Latest revision as of 02:23, 29 April 2021

Here are some starting point for topics related to programming. Generally we rely on external sources for basic how-tos and only provide domain-specific advice ourselves. You can also check out our Youtube channel and blog for more topics and demonstrations.

Python

Python is a language widely used in the climate community for data analysis. It's also one of the most commonly used languages generally, knowing Python is a very useful skill.

Beginner

Intermediate

Advanced

Jupyter Notebooks

A handy way to work with Python is to use the Jupyter Notebook interface. This lets you make documents combining text, python code and images. You can run Jupyter at NCI using the CLEX Conda environment.

Plotting

Matplotlib is the starting point for Python plotting. Most of the time you use its pyplot interface, which is much easier to work with.

If you're making plots on a map check out the Cartopy library - this handles things like map projections, drawing coastlines and adding background images.

Analysing data

The xarray library is a great place to start if you're working with gridded NetCDF data. It allows you to easily open a file, perform common types of analyses like climatologies, and easily plot results.

Pandas is a similar library for tabular data, like you'd get from observations at a weather station.

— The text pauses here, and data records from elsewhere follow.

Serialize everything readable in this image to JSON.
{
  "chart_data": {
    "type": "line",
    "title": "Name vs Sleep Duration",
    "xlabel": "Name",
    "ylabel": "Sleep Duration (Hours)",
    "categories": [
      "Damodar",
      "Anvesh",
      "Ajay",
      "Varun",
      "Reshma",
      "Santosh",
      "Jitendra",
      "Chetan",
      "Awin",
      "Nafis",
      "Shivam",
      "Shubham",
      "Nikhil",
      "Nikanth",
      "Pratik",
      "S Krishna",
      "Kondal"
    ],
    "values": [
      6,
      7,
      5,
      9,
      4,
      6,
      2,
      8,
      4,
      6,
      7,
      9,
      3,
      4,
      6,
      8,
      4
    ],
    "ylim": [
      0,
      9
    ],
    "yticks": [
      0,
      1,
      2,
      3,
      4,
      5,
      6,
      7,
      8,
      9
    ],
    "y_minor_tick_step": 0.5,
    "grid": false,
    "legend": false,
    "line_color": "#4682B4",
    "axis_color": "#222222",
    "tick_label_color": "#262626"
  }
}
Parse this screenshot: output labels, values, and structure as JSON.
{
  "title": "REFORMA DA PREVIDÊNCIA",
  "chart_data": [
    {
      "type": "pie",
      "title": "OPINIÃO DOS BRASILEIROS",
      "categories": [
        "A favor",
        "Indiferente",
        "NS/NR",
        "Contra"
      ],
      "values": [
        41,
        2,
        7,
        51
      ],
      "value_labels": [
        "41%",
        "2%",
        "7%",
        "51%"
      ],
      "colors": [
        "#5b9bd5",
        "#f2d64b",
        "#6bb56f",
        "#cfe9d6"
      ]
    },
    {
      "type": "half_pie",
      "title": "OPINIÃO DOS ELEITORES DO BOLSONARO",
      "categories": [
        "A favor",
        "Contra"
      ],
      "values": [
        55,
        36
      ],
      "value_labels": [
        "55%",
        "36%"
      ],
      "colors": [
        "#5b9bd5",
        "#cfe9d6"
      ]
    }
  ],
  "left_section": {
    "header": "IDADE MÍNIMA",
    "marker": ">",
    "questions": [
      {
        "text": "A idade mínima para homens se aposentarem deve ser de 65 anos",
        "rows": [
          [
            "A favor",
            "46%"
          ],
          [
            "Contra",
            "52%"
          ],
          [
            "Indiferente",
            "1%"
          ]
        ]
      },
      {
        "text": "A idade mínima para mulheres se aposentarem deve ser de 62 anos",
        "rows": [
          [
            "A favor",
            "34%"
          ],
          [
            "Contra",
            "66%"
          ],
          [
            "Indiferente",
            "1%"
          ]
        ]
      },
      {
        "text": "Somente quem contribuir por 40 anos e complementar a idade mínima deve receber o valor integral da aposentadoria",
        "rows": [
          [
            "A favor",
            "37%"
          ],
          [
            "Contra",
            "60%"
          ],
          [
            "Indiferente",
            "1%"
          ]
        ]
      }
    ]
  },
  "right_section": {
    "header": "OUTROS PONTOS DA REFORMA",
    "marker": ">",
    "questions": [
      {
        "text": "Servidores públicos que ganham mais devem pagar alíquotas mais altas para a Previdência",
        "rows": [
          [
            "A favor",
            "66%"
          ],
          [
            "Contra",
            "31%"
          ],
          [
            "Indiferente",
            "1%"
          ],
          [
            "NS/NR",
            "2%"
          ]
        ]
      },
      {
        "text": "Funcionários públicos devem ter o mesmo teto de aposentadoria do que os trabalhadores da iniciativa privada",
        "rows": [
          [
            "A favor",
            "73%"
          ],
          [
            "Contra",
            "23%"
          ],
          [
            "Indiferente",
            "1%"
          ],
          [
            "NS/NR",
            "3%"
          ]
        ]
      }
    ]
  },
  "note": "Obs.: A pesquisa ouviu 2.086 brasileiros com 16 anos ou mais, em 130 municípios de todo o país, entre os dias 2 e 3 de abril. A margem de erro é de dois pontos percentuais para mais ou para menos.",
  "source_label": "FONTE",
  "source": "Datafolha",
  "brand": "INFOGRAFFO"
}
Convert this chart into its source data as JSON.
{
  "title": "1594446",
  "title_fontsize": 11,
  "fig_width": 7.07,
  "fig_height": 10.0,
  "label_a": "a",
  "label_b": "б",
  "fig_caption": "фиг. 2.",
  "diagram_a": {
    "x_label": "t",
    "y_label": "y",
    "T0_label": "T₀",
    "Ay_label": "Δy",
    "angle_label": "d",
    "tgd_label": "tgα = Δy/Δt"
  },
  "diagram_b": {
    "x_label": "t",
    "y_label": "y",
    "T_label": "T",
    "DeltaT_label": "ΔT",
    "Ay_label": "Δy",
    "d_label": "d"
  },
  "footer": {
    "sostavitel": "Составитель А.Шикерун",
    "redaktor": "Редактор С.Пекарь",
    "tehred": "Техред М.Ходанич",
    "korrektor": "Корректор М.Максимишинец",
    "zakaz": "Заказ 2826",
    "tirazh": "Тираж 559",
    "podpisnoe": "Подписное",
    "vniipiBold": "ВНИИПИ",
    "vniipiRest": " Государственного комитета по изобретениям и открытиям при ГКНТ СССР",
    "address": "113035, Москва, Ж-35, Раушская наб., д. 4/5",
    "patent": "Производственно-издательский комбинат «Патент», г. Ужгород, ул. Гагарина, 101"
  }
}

Numpy and Scipy are the grandfathers of Python science. They provide optimised versions of standard mathematical functions, especially for working with arrays. Xarray and Pandas both use Numpy arrays to store data.

Fortran

Fortran is the language most commonly used in numerical climate and weather models, like MOM and WRF. It's not commonly used outside of science, its main advantage is its optimised speed on supercomputers.

Beginner:

Intermediate:

Parallel Programming

There are two common ways to write parallel programs in Fortran. First is to use a MPI (message passing interface) library, which allows your program to run on multiple nodes of a supercomputer with the nodes communicating with each other by passing messages between themselves. Second is to use OpenMP, which lets you share arrays between different parallel instances, but can only work within a single node. MPI is used in all large climate and weather models, OpenMP is an extra layer used in only some of them.

Debugging

The ARM HPC tools include a debugger called DDT that can be used with both serial and parallel Fortran programs. This lets you stop the program and see the status of variables, as well as swap between different MPI ranks to see the state of the whole parallel program.

The ARM tools also include a profiler called MAP that shows slow spots in a Fortran program.

Bash

Bash is the most common language used in the Linux terminal, though there are alternatives like 'csh' and 'zsh'. There are a wide variety of command line programs available

Beginner

Intermediate

Analysing Data

There's a number of useful tools for working with climate data on the command line, most notably CDO (climate data operators) and NCO (netcdf operators). Both provide easy access to a wide variety of operations.